President Donald Trump has once again done the impossible and secured a phase one trade agreement with China that leaves existing tariffs of 25 percent on $250 billion of goods and another 7.5 percent on the remaining $300 billion of goods.
Both of those things were supposed to have been impossible, per President Trump’s critics on trade. Tariffs would cause a trade war, they said. Instead they helped bring about a fair and reciprocal trade agreement.
China was never supposed to negotiate under duress and would certainly never agree to a deal that left the tariffs in place.
Instead, even with the tariffs, China carried on the negotiation and ultimately followed through on phase one, even though 25 percent tariffs on $250 billion of goods and 7.5 percent tariffs on the other $300 billion of goods remained in place, proving the critics wrong.
China was feeling the pinch after all. With the tariffs at their currently modest levels, the U.S. trade in goods deficit with China fell 12.8 percent in the first nine months of 2019, or $38.5 billion, compared to 2018, according to the latest data from the U.S. Census Bureau.
The trade pressure by Trump, especially the tariffs but also threatened sanctions, his art of the deal to use his leverage, worked in ways nobody but Trump imagined was truly possible. Fortune favors the bold, and so does history.
This is a breakthrough that had eluded Trump’s predecessors, Clinton, Bush and Obama who ushered in and oversaw the globalization of the economy at the expense of American workers as labor participation plummeted among working age adults, only recovering beginning in 2016.
The reorientation of the global economy away from America positioned Trump to run on a stronger America first trade agenda, and helped him secure wins in the Rust Belt states of Ohio, Pennsylvania and Michigan in 2016.
Now, with a deal with China in hand, Trump can say he delivered on a deal without sacrificing his leverage.
The deal includes new rules on intellectual property protections, forced technology transfer and enforceable currency provisions that prohibit competitive devaluations.
China also agreed to more than $200 billion of purchases of U.S. manufacturing, financial services and agriculture, of which $50 billion will be agriculture, opening up China to U.S. exporters in a massive concession by Beijing.
In exchange, tariffs were slightly lowered from 10 percent to 7.5 percent on the remaining $300 billion of goods, with the promise they’ll come down even more if and when a phase two agreement can be hammered out by U.S. and Chinese negotiators.
Also, the U.S. Treasury dropped — for now and with the agreement in place — the designation of China as a currency manipulator.
Trump could have sat back and said let’s do tariffs but then left any negotiation by the wayside. Politically, that would have been a safe path that appealed to his base without taking any big risks. Here, Trump got commitments from Beijing, and he managed to keep the tariff pressure in place. This is a great credit to U.S. Trade Representative Robert Lighthizer.

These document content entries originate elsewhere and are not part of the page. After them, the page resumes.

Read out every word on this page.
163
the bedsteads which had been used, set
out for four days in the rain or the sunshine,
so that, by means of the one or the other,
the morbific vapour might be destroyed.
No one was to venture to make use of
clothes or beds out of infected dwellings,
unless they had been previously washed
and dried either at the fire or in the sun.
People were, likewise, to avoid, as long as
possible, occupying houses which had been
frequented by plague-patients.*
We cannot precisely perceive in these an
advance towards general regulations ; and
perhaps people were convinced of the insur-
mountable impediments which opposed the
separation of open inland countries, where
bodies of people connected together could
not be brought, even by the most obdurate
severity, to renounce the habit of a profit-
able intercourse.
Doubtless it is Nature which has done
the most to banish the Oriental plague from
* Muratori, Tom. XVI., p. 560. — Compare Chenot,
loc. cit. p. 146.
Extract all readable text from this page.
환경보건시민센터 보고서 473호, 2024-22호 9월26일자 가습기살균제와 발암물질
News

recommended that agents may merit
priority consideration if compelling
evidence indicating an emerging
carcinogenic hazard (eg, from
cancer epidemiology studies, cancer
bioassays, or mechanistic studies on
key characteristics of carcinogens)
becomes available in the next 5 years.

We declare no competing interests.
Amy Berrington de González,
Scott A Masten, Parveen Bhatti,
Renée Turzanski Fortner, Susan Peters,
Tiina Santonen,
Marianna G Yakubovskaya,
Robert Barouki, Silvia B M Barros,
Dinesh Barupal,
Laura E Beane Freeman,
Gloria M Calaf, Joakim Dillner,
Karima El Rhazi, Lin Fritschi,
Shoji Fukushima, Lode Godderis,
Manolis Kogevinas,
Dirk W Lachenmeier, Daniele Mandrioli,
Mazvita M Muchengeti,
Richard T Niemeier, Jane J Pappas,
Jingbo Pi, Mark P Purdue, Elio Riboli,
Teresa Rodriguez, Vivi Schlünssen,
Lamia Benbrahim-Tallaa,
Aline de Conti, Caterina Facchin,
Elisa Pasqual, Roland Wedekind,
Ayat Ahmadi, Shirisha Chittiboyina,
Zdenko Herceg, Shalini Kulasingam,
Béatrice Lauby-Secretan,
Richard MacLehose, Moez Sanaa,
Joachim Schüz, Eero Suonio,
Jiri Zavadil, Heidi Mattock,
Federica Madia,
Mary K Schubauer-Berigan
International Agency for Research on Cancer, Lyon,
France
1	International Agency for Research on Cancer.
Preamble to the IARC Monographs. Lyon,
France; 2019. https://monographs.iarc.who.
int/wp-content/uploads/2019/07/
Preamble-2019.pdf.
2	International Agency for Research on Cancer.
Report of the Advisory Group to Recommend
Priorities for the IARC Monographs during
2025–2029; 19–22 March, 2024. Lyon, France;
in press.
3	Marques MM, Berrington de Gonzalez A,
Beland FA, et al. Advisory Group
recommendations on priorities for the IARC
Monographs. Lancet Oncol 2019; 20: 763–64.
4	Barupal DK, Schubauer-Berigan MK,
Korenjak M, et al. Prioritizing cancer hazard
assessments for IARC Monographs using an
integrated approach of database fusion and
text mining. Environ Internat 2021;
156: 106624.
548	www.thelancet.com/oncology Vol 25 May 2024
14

By the way, this is what skunked the trade deal last May, where the U.S. was saying it would leave tariffs in place, and China reneged on the deal at the eleventh hour. At that point, Trump could have changed course and relented on the tariffs.
Instead, in the end, Trump kept his cool and it was Beijing who flinched. So far, so good.
Americans for Limited Government President Rick Manning was cautiously optimistic about the deal in a statement, saying, “The real test of this deal will be whether China changes its economic DNA to keep its word and respect intellectual property and ending competitive currency devaluations. With the increased oppression of the freedom lovers in Hong Kong, it is hard to put much credence in the Chinese signature on the documents. However, the fact they’ve signed them at all is directly attributable to President Trump’s imposition of tariffs which forced Beijing to make written accommodations to fundamental American economic concerns, and which will remain in place as an enforcement mechanism.”
And that is the real key. If China should break the deal, President Trump is saying the deal has “total and full enforceability, and you know what that means,” and so, the tariffs will go right back to where they were or higher. Beijing knows Trump means business. And now the American people who hired him for this reason in 2016 do, too.
Robert Romano is the Vice President of Public Policy at Americans for Limited Government.